The 2014 survey has over 17.000 responses to 650,000 questionnaires sent to practicing physicians. 

Of those who responded.

46% gave the ACA a grade or D or F, while 25% gave it an A or a B.

 

 81% said they were overextended or at full capacity, while  only 19% said they had time to see more patients.

 

50% would still recommend medicine as a career.

 

53% indicated they were employees of hospitals or medical groups, and only 17% were solo practice while 35% were in independent practice.

 

44% said they planned to take steps to reduce patient access,    24% did not take Medicare or limited it, and 38% did not see Medicare patients or limited their access.

 

33% participated in ObamaCare health exchanges, and 28% had no plans to do so.

 

They said they spend an average of 20% of their time on non-clinical paperwork.

 

85% had electronic health records,  46% said EMRs increased their efficiency, while 24% said it decreased their efficiency.

 

26% participated in Accountable Care Organizations but only 13% believed ACOs would enhance quality or  decrease costs.

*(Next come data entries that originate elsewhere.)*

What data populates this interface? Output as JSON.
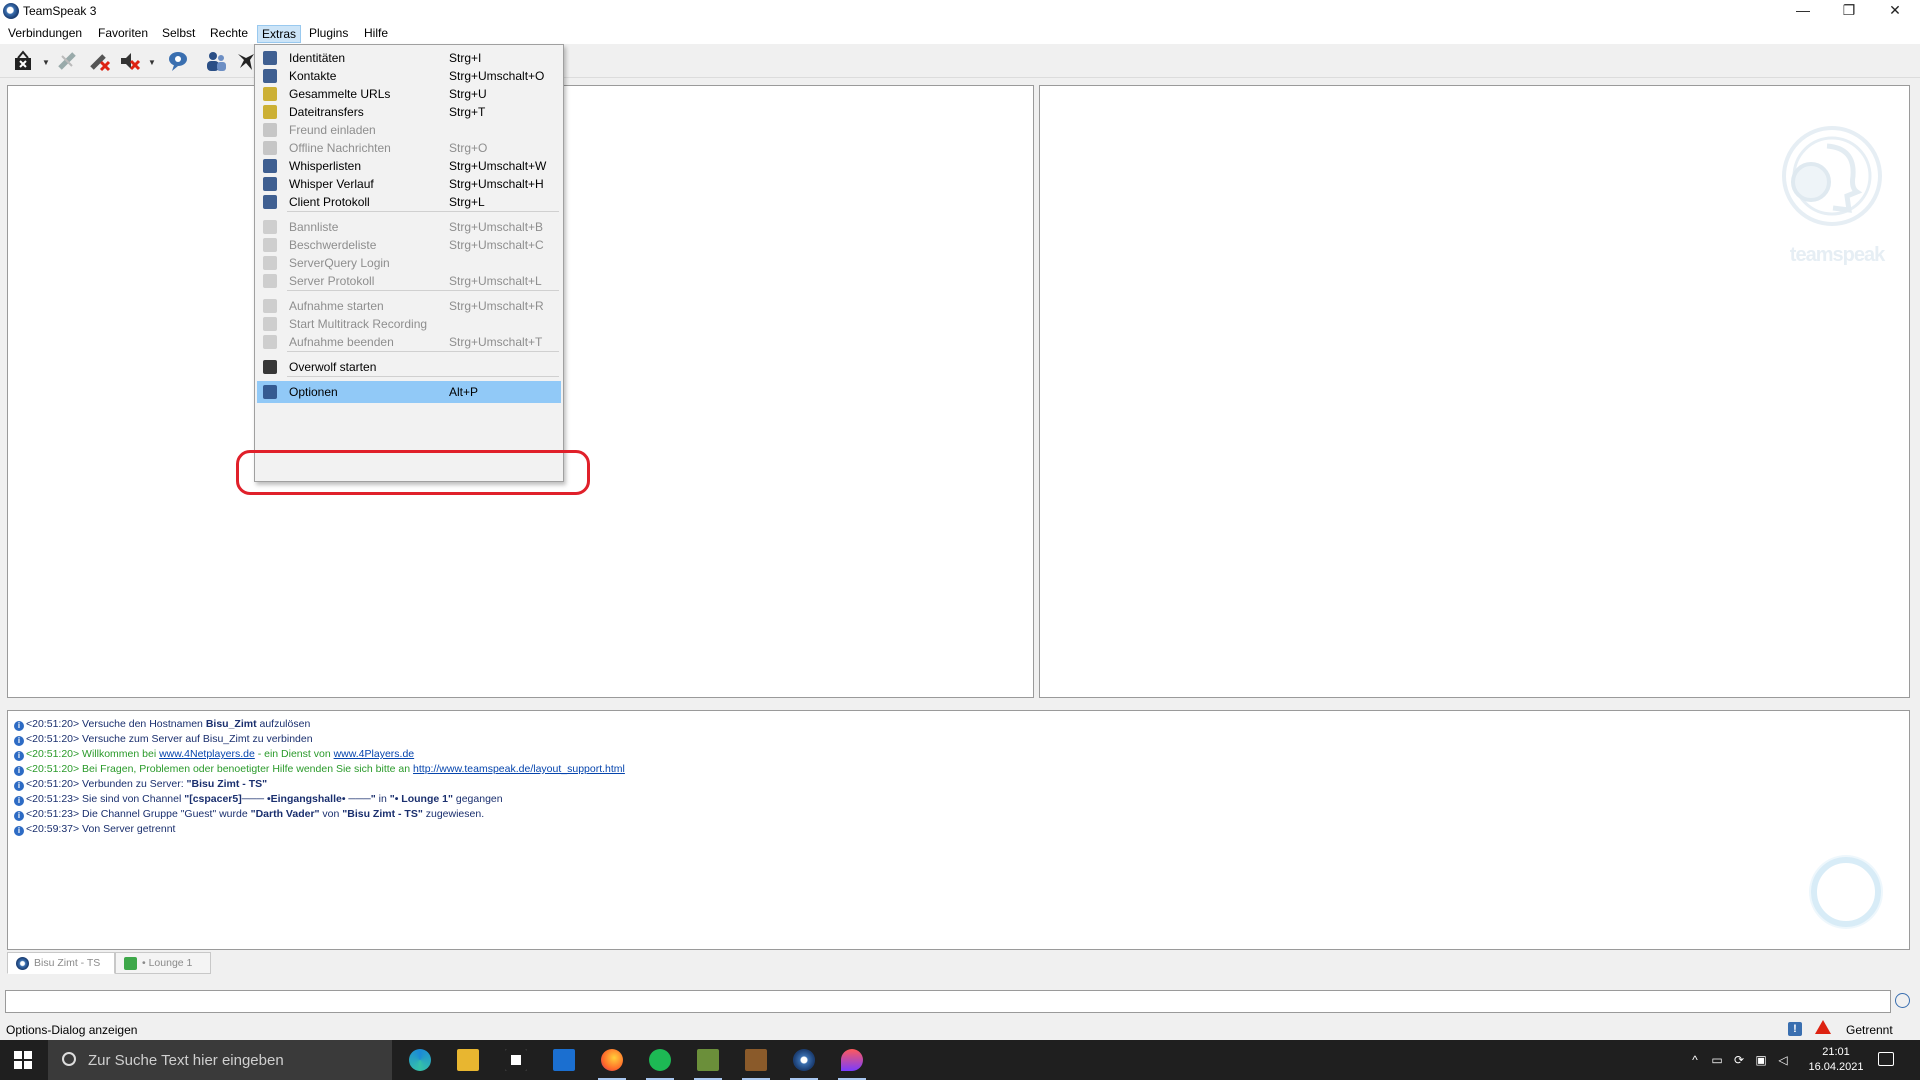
{
  "window": {
    "title": "TeamSpeak 3",
    "controls": {
      "minimize": "—",
      "restore": "❐",
      "close": "✕"
    }
  },
  "menubar": [
    "Verbindungen",
    "Favoriten",
    "Selbst",
    "Rechte",
    "Extras",
    "Plugins",
    "Hilfe"
  ],
  "active_menu": "Extras",
  "toolbar": {
    "icons": [
      "connect-icon",
      "disconnect-icon",
      "mute-microphone-icon",
      "mute-speakers-icon",
      "away-icon",
      "contacts-icon",
      "overwolf-icon"
    ]
  },
  "right_panel_logo": "teamspeak",
  "extras_menu": [
    {
      "label": "Identitäten",
      "shortcut": "Strg+I",
      "disabled": false
    },
    {
      "label": "Kontakte",
      "shortcut": "Strg+Umschalt+O",
      "disabled": false
    },
    {
      "label": "Gesammelte URLs",
      "shortcut": "Strg+U",
      "disabled": false
    },
    {
      "label": "Dateitransfers",
      "shortcut": "Strg+T",
      "disabled": false
    },
    {
      "label": "Freund einladen",
      "shortcut": "",
      "disabled": true
    },
    {
      "label": "Offline Nachrichten",
      "shortcut": "Strg+O",
      "disabled": true
    },
    {
      "label": "Whisperlisten",
      "shortcut": "Strg+Umschalt+W",
      "disabled": false
    },
    {
      "label": "Whisper Verlauf",
      "shortcut": "Strg+Umschalt+H",
      "disabled": false
    },
    {
      "label": "Client Protokoll",
      "shortcut": "Strg+L",
      "disabled": false
    },
    {
      "label": "Bannliste",
      "shortcut": "Strg+Umschalt+B",
      "disabled": true
    },
    {
      "label": "Beschwerdeliste",
      "shortcut": "Strg+Umschalt+C",
      "disabled": true
    },
    {
      "label": "ServerQuery Login",
      "shortcut": "",
      "disabled": true
    },
    {
      "label": "Server Protokoll",
      "shortcut": "Strg+Umschalt+L",
      "disabled": true
    },
    {
      "label": "Aufnahme starten",
      "shortcut": "Strg+Umschalt+R",
      "disabled": true
    },
    {
      "label": "Start Multitrack Recording",
      "shortcut": "",
      "disabled": true
    },
    {
      "label": "Aufnahme beenden",
      "shortcut": "Strg+Umschalt+T",
      "disabled": true
    },
    {
      "label": "Overwolf starten",
      "shortcut": "",
      "disabled": false
    },
    {
      "label": "Optionen",
      "shortcut": "Alt+P",
      "disabled": false
    }
  ],
  "log": [
    {
      "time": "<20:51:20>",
      "parts": [
        " Versuche den Hostnamen ",
        {
          "b": "Bisu_Zimt"
        },
        " aufzulösen"
      ]
    },
    {
      "time": "<20:51:20>",
      "parts": [
        " Versuche zum Server auf Bisu_Zimt zu verbinden"
      ]
    },
    {
      "time": "<20:51:20>",
      "green": true,
      "parts": [
        " Willkommen bei ",
        {
          "link": "www.4Netplayers.de"
        },
        " - ein Dienst von ",
        {
          "link": "www.4Players.de"
        }
      ]
    },
    {
      "time": "<20:51:20>",
      "green": true,
      "parts": [
        " Bei Fragen, Problemen oder benoetigter Hilfe wenden Sie sich bitte an ",
        {
          "link": "http://www.teamspeak.de/layout_support.html"
        }
      ]
    },
    {
      "time": "<20:51:20>",
      "parts": [
        " Verbunden zu Server: ",
        {
          "b": "\"Bisu Zimt - TS\""
        }
      ]
    },
    {
      "time": "<20:51:23>",
      "parts": [
        " Sie sind von Channel ",
        {
          "b": "\"[cspacer5]─── •Eingangshalle• ───\""
        },
        " in ",
        {
          "b": "\"• Lounge 1\""
        },
        " gegangen"
      ]
    },
    {
      "time": "<20:51:23>",
      "parts": [
        " Die Channel Gruppe \"Guest\" wurde ",
        {
          "b": "\"Darth Vader\""
        },
        " von ",
        {
          "b": "\"Bisu Zimt - TS\""
        },
        " zugewiesen."
      ]
    },
    {
      "time": "<20:59:37>",
      "parts": [
        " Von Server getrennt"
      ]
    }
  ],
  "tabs": [
    {
      "label": "Bisu Zimt - TS"
    },
    {
      "label": "• Lounge 1"
    }
  ],
  "chat_input": {
    "value": "",
    "placeholder": ""
  },
  "status": {
    "text": "Options-Dialog anzeigen",
    "connection": "Getrennt"
  },
  "taskbar": {
    "search_placeholder": "Zur Suche Text hier eingeben",
    "apps": [
      "edge-icon",
      "file-explorer-icon",
      "store-icon",
      "mail-icon",
      "firefox-icon",
      "spotify-icon",
      "minecraft-icon",
      "minecraft-launcher-icon",
      "teamspeak-icon",
      "paint-icon"
    ],
    "time": "21:01",
    "date": "16.04.2021"
  },
  "colors": {
    "highlight": "#91c9f7",
    "annotation_ring": "#e0202a",
    "log_green": "#2a9a2a",
    "log_blue": "#1a2f6e"
  }
}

Responses Not All Negative

Not all responses were negative. 44% said morale was up, an increase of 12% since 2012, and young physicians under 45 were more optimistic than their elders. 

A Changing of the Guard

Clearly there is a changing of the guard – from independent practice to hospital and large group  employment, from fee-from-service to data-based reimbursement,  from individual responsibility to measured accountability by government and corporate entities and employers.